Difficult questions of the proper renewal claimant continue to be litigated, most recently in Judge Miriam Cedarbaum's September 21 opinion in the "Chitty Chitty Bang Bang" case, Legislator 1357 Limited v. MGM, Inc., 2006 WL 2709783 (S.D.N.Y. Sept. 21, 2006). The place to begin is with Section 24 of the 1909 Act:
"[T]he copyright secured by this Act shall endure for twenty-eight years from the date of first publication, whether the copyrighted work bears the author’s true name or is published anonymously or under an assumed name: Provided, That in the case of any posthumous work or of any periodical, cyclopaedic, or other composite work upon which the copyright was originally secured by the proprietor thereof, or of any work copyrighted by a corporate body (otherwise than as assignee or licensee of the individual author) or by an employer for whom such work is made for hire, the proprietor of such copyright shall be entitled to a renewal and extension of the copyright in such work for the further term of twenty-eight years when application for such renewal and extension shall have been made to the copyright office and duly registered therein within one year prior to the expiration of the original term of copyright: And provided further, That in the case of any other copy- righted work, including a contribution by an individual author to a periodical or to a cyclopaedic or other composite work when such contribution has been separately registered, the author of such work, if still living, or the widow, widower, or children of the author, if the author be not living, or if such author, widow, widower, or children be not living, then the author’s executors, or in the absence of a will, his next of kin shall be entitled to a renewal and extension of the copyright in such work for a further term of twenty-eight years when application for such renewal and extension shall have been made to the copyright office and duly registered therein within one year prior to the expiration of the original term of copyright: And provided further, That in default of the registration of such application for renewal and extension, the copyright in any work shall determine at the expiration of twenty-eight years from first publication."

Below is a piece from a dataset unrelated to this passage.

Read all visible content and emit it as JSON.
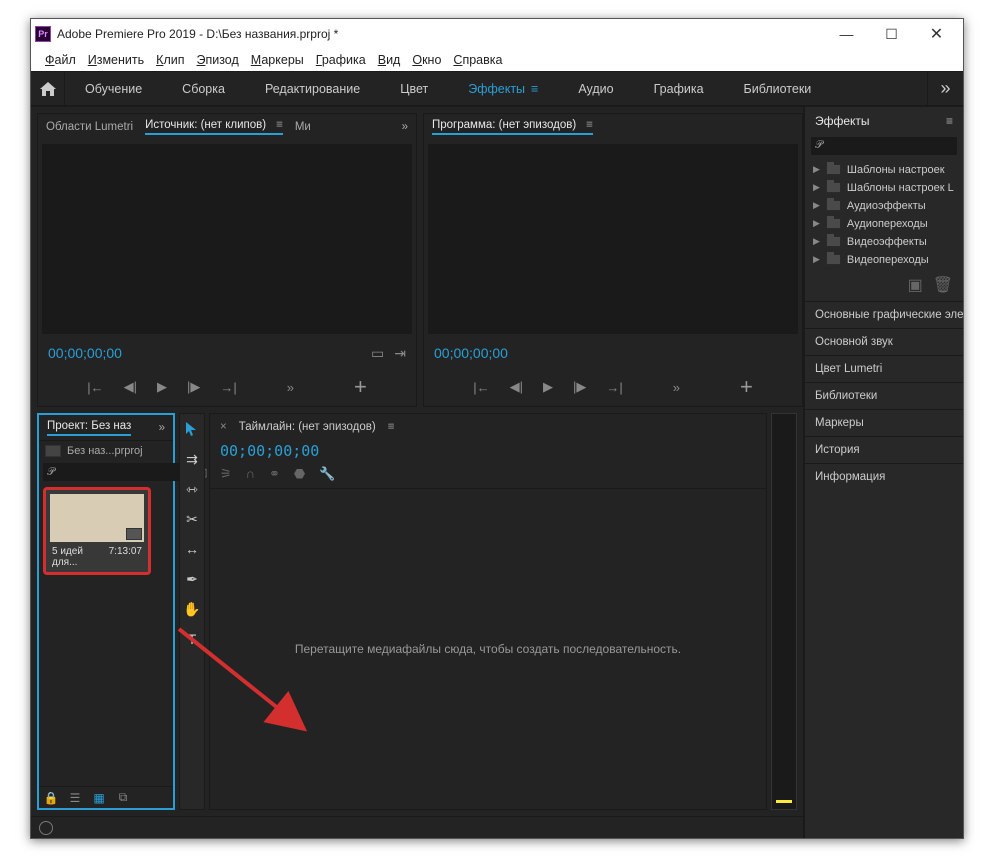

It is difficult to justify including posthumous works in the first proviso, since this has the effect of depriving the author’s spouse and children of the renewal privilege in case the original copyright was secured by the publisher. In principle, the author’s spouse and children should have the same right of renewal as they would have if the work were not posthumous. The provision was undoubtedly the result of an unfortunate historical accident, introduced when the drafts of the 1909 law provided for a basic life-plus term. This scheme may have been deemed inappropriate for posthumous works, but when the term was changed to a first term of 28 years with a renewal term of the same duration, the exception was inadvertently maintained.
A sharp limitation on what could be considered a posthumous work was imposed in the first case directly construing its meaning. In Bartok v. Boosey & Hawkes, Inc., 523 F.2d 941 (2d Cir. 1975), the Second Circuit held that the basic policy behind granting renewal rights (i.e., to provide for the author or the author’s family), would best be served by limiting the category of posthumous works to those not covered by an assignment or contract for exploitation made during the author’s lifetime. The work in question, Bartok’s Concerto for Orchestra, not only had been the subject of such an assignment, but in addition had already been performed on the radio and its score set in printer’s proofs before the composer died. The court of appeals rejected the district court’s definition of posthumous works as those that are technically "unpublished" under the 1909 law—that is, generally not distributed in tangible form prior to the author’s death.
The drafters of the 1976 Act expressly stated their intent to include in Section 304(a) the meaning of "posthumous" given in the Bartok decision. Although the term is not defined in the Act, Copyright Office regulations state:
"[P]osthumous work" means a work that was unpublished on the date of the death of the author and with respect to which no copyright assignment or other contract for exploitation of the work occurred during the author’s lifetime."
Notwithstanding this definition, the regulations also provide that
"[T]he renewal claim may be registered in the name of the proprietor of the work, as well as in the name of the appropriate claimant under paragraph (f)(1)(iii) of this section [e.g., widow, executor], in any case where a contract for exploitation of the work but no copyright assignment in the work has occurred during the author’s lifetime. However, registration by the Copyright Office in this case should not be interpreted as evidencing the validity of the claim."
On top of all this must be added the Supreme Court's decision in Miller Music Corp. v. Charles Daniels, Inc., 362 U.S. 373 (1960), which held that where the author conveys the renewal term during the original term but dies before the renewal term vests, the renewal term conveyance is void and all rights go by the statute, that is, as detailed above.
With that background, on to Chitty Chitty Bang Bang, one of Ian Fleming's non-James Bond stories. The various transactions are set out in the opinion, but the bottom line is this: Fleming conveyed the renewal term to various parties but died before the renewal term vested. He also died before the work's publication. Plaintiffs argued that the executor of Fleming's estate and had title through them. Defendant argued the work was posthumous and that therefore rights went to the "proprietor," from whom they claimed. Judge Cedarbaum held that because Fleming had assigned rights in the work before his death and had revised versions of it, the work was not posthumous and rights vested ultimately in plaintiffs.
I never knew Bartok composed a sinfonia concertante, a Concerto for Orchestra proclaimed a symphony by the S.D.N.Y.